Donald Trump has had a bad year, to say the least, and there are early indications that 2018 is looking no better for his presidency. Mid-terms on the horizon, a splintered party and a resurgent opposition coupled with the lack of major achievements. Now Trump has a new frustration to fume over. His planned visit to the UK has been downgraded from a State Visit to a ‘working visit’ and slated for early 2018.
The difference is crucial. Great Britain became one of the first nations to invite Donald Trump to their country. A State Visit involves meeting the Royal Family, riding to Buckingham Palace in a gold carriage, attending parades and official ceremonies full of pomp and glamor. There’s gift-giving, national anthems, the guard of honor, 21 gun salute and much more. In short, it is the greatest honor that a country can give to a visiting head of state and the Queen has played hosts to hundreds of heads of state over her 65-year reign.

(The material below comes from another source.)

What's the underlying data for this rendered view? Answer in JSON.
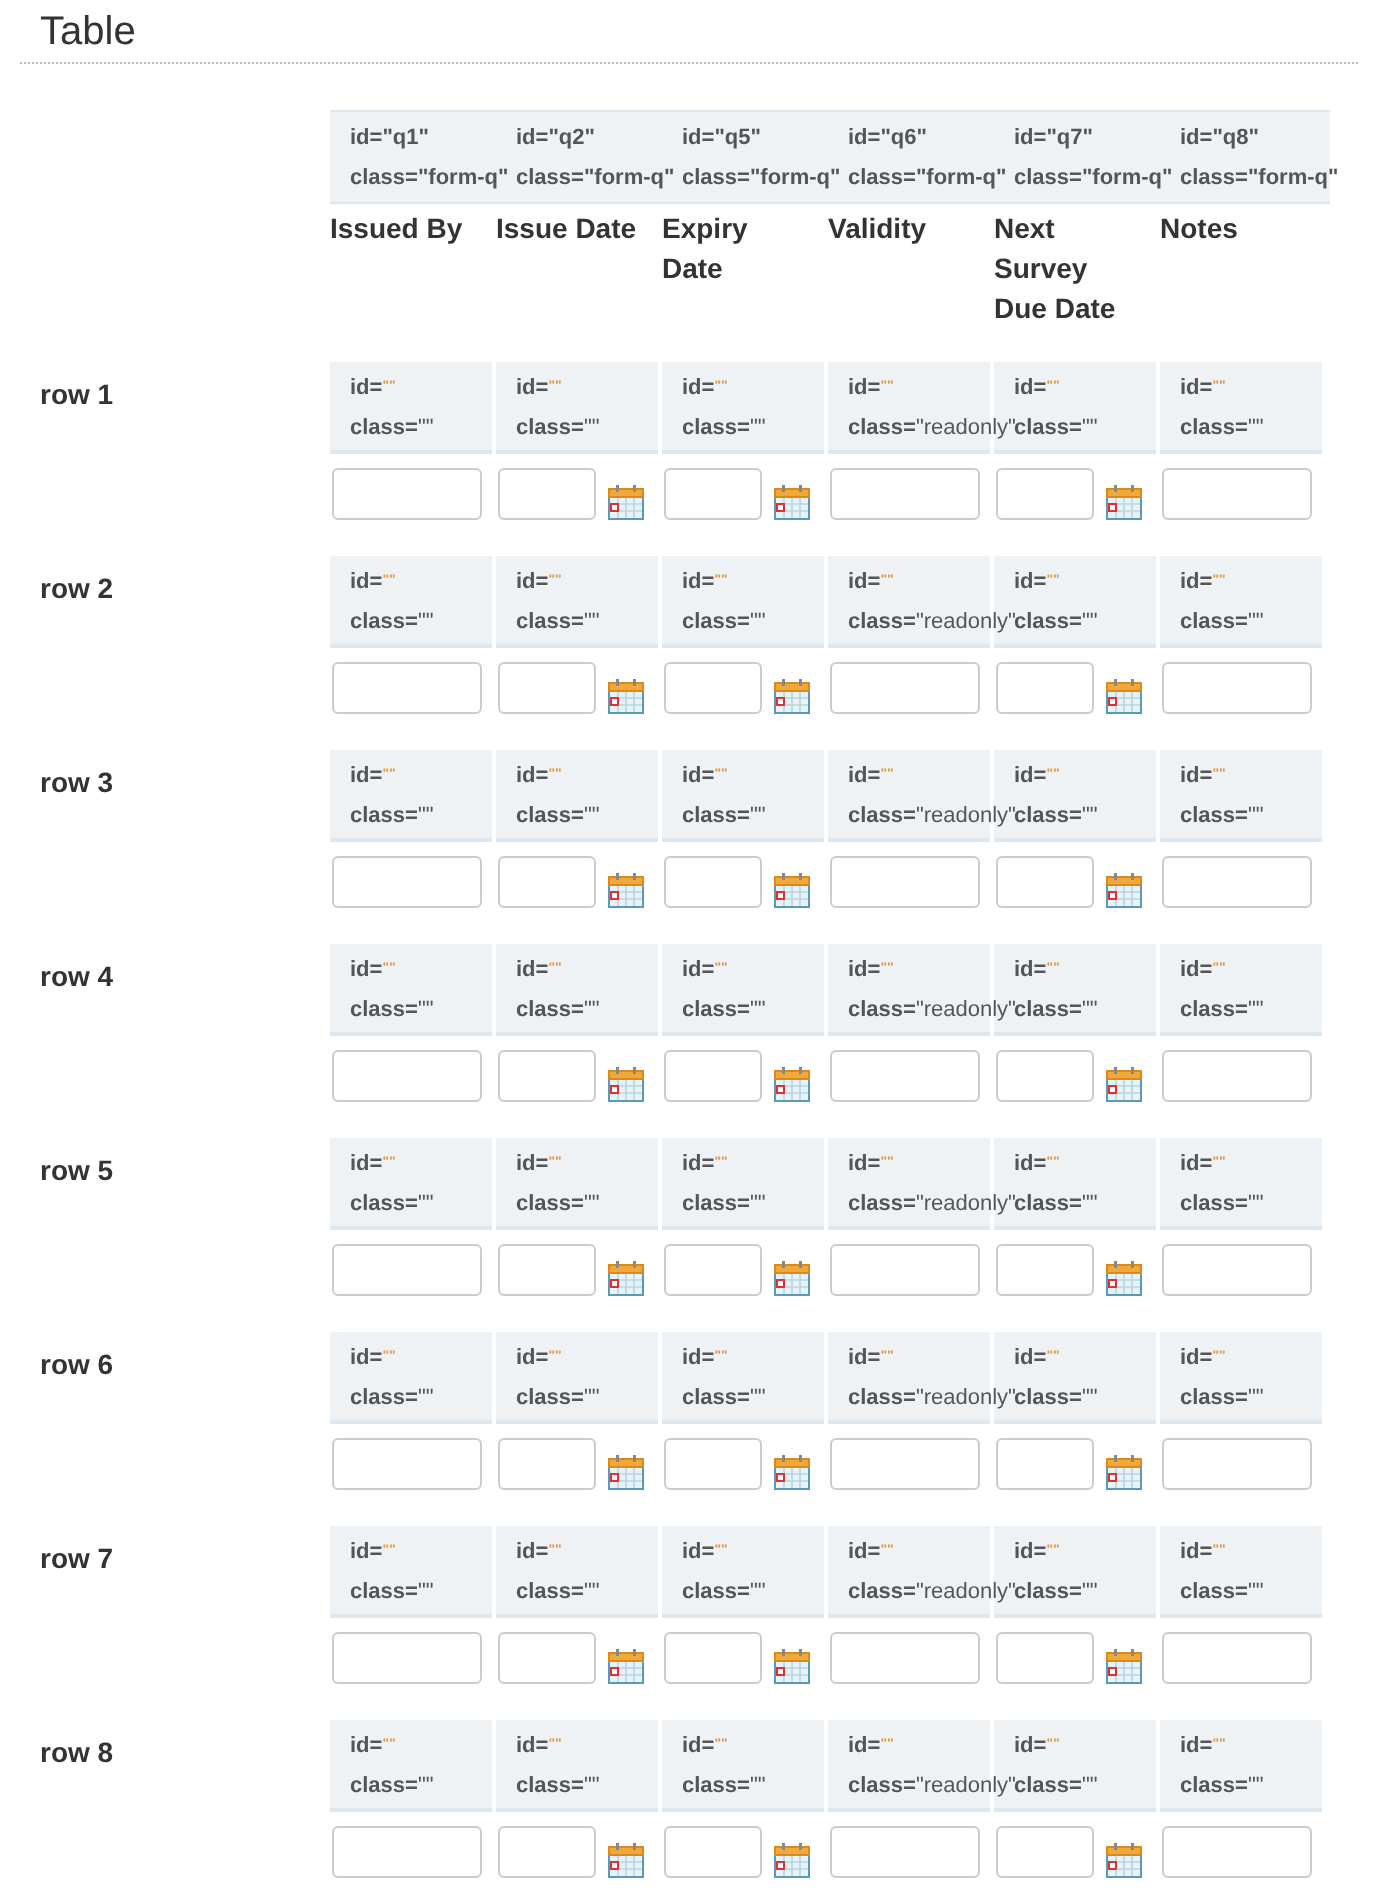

As ever though, Trump has presented a tricky problem. His brash, bluff and generally undiplomatic turn of phrase means that many were concerned of the Royal Family being embarrassed. Politicians on both sides have condemned Trump’s political actions with even the usually impartial Speaker of the House of Commons declaring that Trump would be barred from addressing Parliament. A petition calling for the State Visit to be shelved gained 1.8 million signatures and Trump has even told Theresa May that he might not come until he gets a better reception in the UK. He might be waiting a long time as many groups have already declared that they will protest his visit.
Instead, Trump is expected to have a ‘working visit’ as part of a tour of several countries in 2018 and with the event scaled down for the most part. He will be speaking of global security as well as opening the new US embassy in London, staying over at the US ambassador’s house rather than Buckingham Palace. It is widely thought that the working visit will be a test run to ensure that Trump will not embarrass himself or the Queen during his State Visit.

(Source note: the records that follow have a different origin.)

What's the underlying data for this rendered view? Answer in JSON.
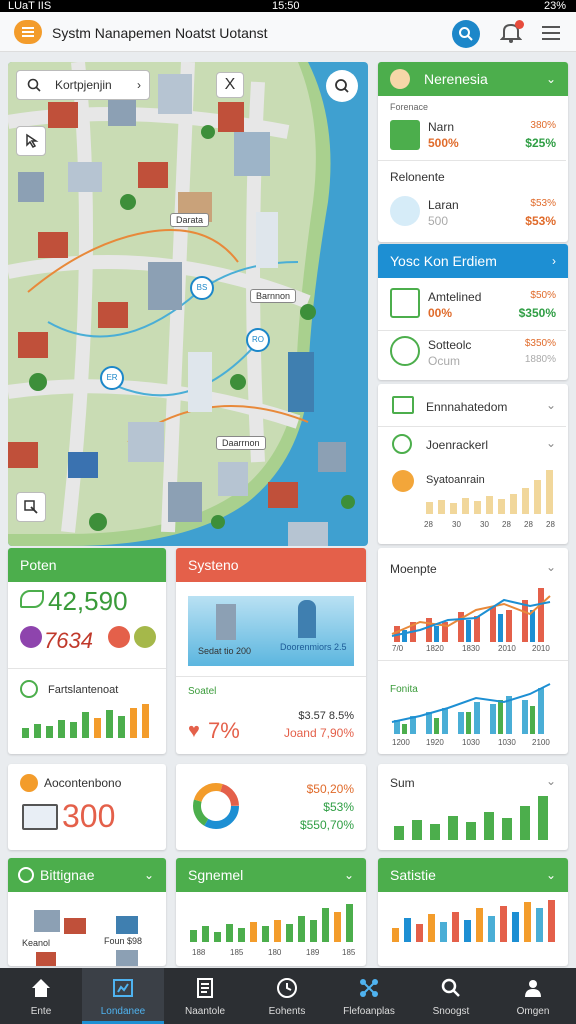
{
  "status": {
    "left": "LUaT IIS",
    "time": "15:50",
    "battery": "23%"
  },
  "app": {
    "title": "Systm Nanapemen Noatst Uotanst"
  },
  "map": {
    "search_text": "Kortpjenjin",
    "close_glyph": "X",
    "labels": [
      "Darata",
      "Barnnon",
      "Daarrnon"
    ],
    "pins": [
      "BS",
      "ER",
      "RO"
    ]
  },
  "right_panel": {
    "header": "Nerenesia",
    "section1_label": "Forenace",
    "item1": {
      "name": "Narn",
      "value": "500%",
      "p1": "380%",
      "p2": "$25%"
    },
    "section2_label": "Relonente",
    "item2": {
      "name": "Laran",
      "value": "500",
      "p1": "$53%",
      "p2": "$53%"
    },
    "blue_header": "Yosc Kon Erdiem",
    "item3": {
      "name": "Amtelined",
      "value": "00%",
      "p1": "$50%",
      "p2": "$350%"
    },
    "item4": {
      "name": "Sotteolc",
      "value": "Ocum",
      "p1": "$350%",
      "p2": "1880%"
    },
    "row5_label": "Ennnahatedom",
    "row6_label": "Joenrackerl",
    "row7_label": "Syatoanrain",
    "chart_ticks": [
      "28",
      "30",
      "30",
      "28",
      "28",
      "28"
    ]
  },
  "cards": {
    "poten": {
      "header": "Poten",
      "big": "42,590",
      "sub": "7634",
      "sub_label": "Fartslantenoat"
    },
    "system": {
      "header": "Systeno",
      "img_label1": "Sedat tio 200",
      "img_label2": "Doorenmiors 2.5",
      "small_label": "Soatel",
      "percent": "7%",
      "stat1": "$3.57 8.5%",
      "stat2": "Joand 7,90%"
    },
    "moenpta": {
      "title": "Moenpte",
      "ticks1": [
        "7/0",
        "1820",
        "1830",
        "2010",
        "2010"
      ],
      "label2": "Fonita",
      "ticks2": [
        "1200",
        "1920",
        "1030",
        "1030",
        "2100"
      ]
    },
    "account": {
      "title": "Aocontenbono",
      "value": "300"
    },
    "donut": {
      "v1": "$50,20%",
      "v2": "$53%",
      "v3": "$550,70%"
    },
    "sum": {
      "title": "Sum"
    },
    "bottom1": {
      "header": "Bittignae",
      "label1": "Keanol",
      "label2": "Foun $98"
    },
    "bottom2": {
      "header": "Sgnemel",
      "ticks": [
        "188",
        "185",
        "180",
        "189",
        "185"
      ]
    },
    "bottom3": {
      "header": "Satistie"
    }
  },
  "nav": [
    {
      "label": "Ente"
    },
    {
      "label": "Londanee"
    },
    {
      "label": "Naantole"
    },
    {
      "label": "Eohents"
    },
    {
      "label": "Flefoanplas"
    },
    {
      "label": "Snoogst"
    },
    {
      "label": "Omgen"
    }
  ],
  "colors": {
    "green": "#4cae4c",
    "red": "#e4604a",
    "blue": "#1d8fd3",
    "orange": "#f39c2b"
  }
}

State Visits have often courted controversy in the past. Vladimir Putin and Chinese President Xi Jinping all rode in the gold carriage amongst other dictators and all attracted protests. Trump is perhaps an exceptional case and while the State Visit is still set to go on, the scaled-down visit will be a point of annoyance for Trump who revels in parades and military ceremonies. It’s perhaps a first that a US President has to have a trial visit before he meets the Queen. In fact, many foreign leaders have had a State Visit without needing a trial run.
It has also been a sore point for Great Britain as the negative effects of Brexit become clearer and the need to establish good relations with countries outside the EU takes a new urgency. The UK prides itself on its special relationship with America, but Trump’s attacks against London’s mayor Sadiq Khan, his often unwelcome statements on recent terror attacks and his own blustering and often dishonest style has won him few friends or supporters in the UK or in Europe.
No child likes to be told that they can only visit Disneyland if they can get through a tour of a modern art gallery first. The State Visit is still on, but Trump will be less than happy with the change in plans. One thing is for certain: if Trump is still president and the State Visit goes ahead, it’ll certainly be memorable.
All Trump has to do is make sure it’s remembered for the right reasons. Don’t hold your breath.